Unnamed: 0,Title,Release Date,Hours Viewed
2,The Glory: Season 1 // 더 글로리: 시즌 1,2022-12-30,622800000.0
6,La Reina del Sur: Season 3,2022-12-30,429600000.0
11,Kaleidoscope: Limited Series,2023-01-01,252500000.0
29,Perfect Match: Season 1,2023-02-14,176800000.0
124,Lady Voyeur: Limited Series // Olhar Indiscret...,2022-12-31,86000000.0
...,...,...,...
22324,The Romantics: Limited Series,2023-02-14,1000000.0
22327,Aggretsuko: Season 5 // アグレッシブ烈子: シーズン5,2023-02-16,900000.0
22966,The Lying Life of Adults: Limited Series // La...,2023-01-04,900000.0
22985,Community Squad: Season 1 // División Palermo:...,2023-02-17,800000.0


The data reveals that Netflix has strategically released content around key holidays and events.
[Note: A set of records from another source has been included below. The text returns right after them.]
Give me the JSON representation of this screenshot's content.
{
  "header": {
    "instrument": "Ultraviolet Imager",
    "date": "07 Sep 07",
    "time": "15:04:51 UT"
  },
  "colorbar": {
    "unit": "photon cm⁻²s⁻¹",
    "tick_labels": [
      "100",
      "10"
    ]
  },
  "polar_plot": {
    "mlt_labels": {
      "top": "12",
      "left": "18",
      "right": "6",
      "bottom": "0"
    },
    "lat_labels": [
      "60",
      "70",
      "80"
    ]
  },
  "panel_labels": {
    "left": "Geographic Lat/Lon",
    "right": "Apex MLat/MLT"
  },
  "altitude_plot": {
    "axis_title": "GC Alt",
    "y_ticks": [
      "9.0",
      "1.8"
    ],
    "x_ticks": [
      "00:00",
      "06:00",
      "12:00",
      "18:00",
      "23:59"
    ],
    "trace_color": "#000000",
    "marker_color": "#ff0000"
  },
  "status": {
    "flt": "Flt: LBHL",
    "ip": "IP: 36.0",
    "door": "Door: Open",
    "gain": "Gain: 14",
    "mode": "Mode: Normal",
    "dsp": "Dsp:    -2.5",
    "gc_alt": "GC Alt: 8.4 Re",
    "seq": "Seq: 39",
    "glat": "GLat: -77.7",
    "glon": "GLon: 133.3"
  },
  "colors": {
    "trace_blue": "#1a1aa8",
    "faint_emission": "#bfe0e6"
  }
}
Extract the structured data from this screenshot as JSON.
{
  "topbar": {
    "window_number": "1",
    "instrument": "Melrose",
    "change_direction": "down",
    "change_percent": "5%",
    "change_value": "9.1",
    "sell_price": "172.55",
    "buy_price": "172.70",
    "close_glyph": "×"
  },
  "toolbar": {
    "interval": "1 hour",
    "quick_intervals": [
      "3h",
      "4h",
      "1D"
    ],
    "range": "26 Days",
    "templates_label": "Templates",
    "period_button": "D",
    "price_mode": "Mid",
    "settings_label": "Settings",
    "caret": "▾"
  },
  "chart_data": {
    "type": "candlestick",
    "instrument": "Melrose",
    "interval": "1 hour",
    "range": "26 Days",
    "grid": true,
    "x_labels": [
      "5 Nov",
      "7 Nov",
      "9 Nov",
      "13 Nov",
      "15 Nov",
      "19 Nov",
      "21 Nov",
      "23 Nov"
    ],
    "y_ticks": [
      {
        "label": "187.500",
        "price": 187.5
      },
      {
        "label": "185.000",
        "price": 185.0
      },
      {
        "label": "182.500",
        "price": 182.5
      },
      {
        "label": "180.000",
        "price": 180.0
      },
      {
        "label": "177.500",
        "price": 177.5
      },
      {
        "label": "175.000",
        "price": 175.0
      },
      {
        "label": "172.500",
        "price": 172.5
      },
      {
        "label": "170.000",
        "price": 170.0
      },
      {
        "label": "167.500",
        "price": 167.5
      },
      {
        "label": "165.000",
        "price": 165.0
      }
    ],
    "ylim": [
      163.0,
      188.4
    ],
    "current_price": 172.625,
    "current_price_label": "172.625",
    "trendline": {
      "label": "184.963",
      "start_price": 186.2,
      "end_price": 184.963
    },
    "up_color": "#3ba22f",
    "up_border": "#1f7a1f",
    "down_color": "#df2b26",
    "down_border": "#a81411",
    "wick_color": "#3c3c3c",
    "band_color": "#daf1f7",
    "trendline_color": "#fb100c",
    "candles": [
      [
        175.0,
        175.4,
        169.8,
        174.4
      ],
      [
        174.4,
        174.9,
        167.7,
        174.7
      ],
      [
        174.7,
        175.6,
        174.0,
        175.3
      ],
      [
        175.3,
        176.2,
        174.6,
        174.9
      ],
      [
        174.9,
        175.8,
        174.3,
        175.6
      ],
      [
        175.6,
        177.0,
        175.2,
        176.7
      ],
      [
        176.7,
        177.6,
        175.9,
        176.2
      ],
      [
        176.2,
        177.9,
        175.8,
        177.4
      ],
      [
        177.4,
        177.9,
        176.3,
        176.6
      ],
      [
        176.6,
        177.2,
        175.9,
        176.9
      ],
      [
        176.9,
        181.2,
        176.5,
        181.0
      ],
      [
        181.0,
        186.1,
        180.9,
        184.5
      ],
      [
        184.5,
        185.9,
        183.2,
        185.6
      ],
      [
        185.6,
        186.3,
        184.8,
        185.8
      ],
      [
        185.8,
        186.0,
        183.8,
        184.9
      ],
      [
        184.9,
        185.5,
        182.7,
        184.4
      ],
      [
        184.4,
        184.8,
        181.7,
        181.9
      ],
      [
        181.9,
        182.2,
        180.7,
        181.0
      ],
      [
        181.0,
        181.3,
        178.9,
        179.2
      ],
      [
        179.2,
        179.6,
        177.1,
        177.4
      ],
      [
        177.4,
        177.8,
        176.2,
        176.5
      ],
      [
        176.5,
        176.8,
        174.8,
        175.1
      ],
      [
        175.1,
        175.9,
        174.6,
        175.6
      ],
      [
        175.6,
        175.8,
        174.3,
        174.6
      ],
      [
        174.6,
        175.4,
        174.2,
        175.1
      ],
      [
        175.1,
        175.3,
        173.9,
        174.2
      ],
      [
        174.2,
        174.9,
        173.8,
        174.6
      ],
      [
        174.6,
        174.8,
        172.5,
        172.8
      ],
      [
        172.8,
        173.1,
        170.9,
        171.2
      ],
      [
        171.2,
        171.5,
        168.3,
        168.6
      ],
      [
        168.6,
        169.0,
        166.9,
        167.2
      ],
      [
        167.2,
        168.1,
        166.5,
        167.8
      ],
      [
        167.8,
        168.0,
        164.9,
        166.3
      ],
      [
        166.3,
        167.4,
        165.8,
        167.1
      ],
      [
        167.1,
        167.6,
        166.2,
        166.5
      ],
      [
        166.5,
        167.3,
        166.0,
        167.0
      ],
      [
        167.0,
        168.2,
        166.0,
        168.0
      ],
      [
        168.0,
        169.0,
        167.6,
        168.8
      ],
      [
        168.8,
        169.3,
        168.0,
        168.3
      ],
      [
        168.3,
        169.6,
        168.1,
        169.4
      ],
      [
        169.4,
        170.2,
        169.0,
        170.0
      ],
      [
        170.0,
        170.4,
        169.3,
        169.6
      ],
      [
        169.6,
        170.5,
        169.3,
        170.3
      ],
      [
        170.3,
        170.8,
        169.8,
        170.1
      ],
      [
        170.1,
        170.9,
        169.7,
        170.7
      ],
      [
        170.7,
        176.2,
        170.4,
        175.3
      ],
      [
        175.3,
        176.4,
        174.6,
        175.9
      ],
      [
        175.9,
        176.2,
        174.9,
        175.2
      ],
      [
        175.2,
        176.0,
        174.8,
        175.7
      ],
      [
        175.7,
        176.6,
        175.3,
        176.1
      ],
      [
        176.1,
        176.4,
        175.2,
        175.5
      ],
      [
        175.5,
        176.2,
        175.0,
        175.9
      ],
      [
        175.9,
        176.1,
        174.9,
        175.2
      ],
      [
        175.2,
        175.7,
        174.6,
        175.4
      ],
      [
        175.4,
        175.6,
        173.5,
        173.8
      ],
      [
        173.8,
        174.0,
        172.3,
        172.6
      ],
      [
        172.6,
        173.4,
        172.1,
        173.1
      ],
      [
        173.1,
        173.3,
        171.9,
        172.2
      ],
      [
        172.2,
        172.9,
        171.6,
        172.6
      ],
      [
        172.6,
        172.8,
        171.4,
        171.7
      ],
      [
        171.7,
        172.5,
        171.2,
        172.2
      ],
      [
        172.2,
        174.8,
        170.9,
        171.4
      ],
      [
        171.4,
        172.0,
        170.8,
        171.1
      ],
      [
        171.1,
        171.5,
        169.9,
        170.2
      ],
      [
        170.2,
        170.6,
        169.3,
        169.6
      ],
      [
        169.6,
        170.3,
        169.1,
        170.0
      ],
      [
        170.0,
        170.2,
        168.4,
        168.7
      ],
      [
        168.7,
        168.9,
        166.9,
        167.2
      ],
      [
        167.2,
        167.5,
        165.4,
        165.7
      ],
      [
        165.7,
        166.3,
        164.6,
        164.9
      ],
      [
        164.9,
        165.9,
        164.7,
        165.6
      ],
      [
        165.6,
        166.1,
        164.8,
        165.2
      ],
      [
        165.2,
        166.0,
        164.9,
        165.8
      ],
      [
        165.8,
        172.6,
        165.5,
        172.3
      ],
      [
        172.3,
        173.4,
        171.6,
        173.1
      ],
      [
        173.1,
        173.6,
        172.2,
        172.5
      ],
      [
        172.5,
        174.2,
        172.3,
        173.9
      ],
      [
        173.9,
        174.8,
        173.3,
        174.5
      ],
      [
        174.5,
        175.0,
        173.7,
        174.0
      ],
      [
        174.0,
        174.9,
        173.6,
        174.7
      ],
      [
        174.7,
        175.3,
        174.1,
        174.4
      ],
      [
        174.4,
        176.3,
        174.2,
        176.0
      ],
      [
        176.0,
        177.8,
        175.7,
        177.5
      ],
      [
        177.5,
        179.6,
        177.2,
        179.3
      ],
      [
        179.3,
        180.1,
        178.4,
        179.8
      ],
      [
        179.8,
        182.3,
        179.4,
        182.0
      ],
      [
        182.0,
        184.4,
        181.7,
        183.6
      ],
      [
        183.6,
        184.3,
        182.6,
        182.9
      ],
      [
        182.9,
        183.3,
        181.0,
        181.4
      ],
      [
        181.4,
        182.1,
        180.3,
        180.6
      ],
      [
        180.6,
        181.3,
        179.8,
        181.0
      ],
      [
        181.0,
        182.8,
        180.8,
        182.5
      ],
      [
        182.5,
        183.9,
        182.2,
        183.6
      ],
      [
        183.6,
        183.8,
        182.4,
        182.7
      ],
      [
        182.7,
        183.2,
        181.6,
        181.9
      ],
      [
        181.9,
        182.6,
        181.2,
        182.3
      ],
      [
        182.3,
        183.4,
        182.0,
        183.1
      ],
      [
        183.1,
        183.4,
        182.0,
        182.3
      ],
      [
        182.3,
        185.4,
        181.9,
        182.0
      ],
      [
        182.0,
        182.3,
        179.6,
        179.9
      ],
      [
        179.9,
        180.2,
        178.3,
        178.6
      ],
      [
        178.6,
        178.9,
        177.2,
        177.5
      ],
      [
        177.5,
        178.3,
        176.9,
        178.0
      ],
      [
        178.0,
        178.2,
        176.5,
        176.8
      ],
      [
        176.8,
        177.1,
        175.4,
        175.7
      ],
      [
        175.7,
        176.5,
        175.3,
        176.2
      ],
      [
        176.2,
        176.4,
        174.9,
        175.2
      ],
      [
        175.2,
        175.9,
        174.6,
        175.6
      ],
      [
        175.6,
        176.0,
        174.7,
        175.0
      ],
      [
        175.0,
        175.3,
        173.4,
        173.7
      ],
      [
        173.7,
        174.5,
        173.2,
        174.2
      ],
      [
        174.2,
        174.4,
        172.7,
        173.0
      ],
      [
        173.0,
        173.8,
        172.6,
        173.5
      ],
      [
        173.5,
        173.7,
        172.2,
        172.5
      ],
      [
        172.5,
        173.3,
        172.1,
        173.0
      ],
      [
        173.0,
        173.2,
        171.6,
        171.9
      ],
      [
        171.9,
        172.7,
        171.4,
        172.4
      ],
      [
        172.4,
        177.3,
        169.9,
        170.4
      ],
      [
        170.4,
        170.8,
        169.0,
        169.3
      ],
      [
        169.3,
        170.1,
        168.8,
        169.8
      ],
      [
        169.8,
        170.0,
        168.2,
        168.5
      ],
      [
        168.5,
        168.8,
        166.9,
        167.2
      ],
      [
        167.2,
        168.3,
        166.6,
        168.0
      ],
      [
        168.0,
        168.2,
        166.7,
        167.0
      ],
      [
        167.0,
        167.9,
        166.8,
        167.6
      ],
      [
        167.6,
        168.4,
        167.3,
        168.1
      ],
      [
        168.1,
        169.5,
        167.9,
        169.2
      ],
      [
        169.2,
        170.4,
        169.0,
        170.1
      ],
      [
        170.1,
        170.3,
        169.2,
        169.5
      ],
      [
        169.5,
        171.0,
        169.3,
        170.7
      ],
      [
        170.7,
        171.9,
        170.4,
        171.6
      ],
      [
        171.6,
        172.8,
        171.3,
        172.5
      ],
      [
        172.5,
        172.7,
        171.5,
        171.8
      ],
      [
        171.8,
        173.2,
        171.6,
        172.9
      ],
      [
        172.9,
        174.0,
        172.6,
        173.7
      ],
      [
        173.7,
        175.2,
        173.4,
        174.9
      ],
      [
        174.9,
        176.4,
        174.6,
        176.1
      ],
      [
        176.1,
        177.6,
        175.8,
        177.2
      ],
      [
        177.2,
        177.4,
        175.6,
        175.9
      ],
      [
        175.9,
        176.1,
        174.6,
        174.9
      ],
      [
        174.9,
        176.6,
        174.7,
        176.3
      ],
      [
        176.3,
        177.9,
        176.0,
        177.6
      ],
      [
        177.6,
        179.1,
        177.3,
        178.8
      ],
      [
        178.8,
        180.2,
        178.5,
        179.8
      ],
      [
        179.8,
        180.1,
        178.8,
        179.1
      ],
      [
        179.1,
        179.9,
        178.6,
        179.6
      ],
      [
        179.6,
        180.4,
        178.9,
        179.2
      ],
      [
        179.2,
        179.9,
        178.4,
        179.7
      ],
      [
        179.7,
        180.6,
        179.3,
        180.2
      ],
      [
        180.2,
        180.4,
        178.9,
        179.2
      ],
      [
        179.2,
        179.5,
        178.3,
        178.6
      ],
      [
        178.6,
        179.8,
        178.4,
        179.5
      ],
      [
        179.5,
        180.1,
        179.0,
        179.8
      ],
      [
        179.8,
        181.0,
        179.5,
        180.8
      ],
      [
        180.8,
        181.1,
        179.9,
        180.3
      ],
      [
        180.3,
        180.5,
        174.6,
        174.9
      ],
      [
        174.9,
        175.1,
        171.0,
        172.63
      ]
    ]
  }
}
Some of the significant releases include:

- **New Year’s Period:** The Glory: Season 1, La Reina del Sur: Season 3, and Kaleidoscope: Limited Series were released close to New Year’s Day, resulting in high viewership.
- **Valentine’s Day:** Perfect Match: Season 1 and The Romantics: Limited Series were released on February 14th, which align with a romantic theme and capitalize on the holiday’s sentiment.

# **Conclusion**  

So, the content strategy of Netflix revolves around maximizing viewership through targeted release timing and content variety. Shows consistently outperform movies in viewership, with significant spikes in December and June, indicating strategic releases around these periods. The Fall season stands out as the peak time for audience engagement. Most content is released on Fridays, which aims to capture viewers right before the weekend, and viewership aligns strongly with this release pattern. While the number of releases is steady throughout the year, viewership varies, which suggests a focus on high-impact titles and optimal release timing over sheer volume.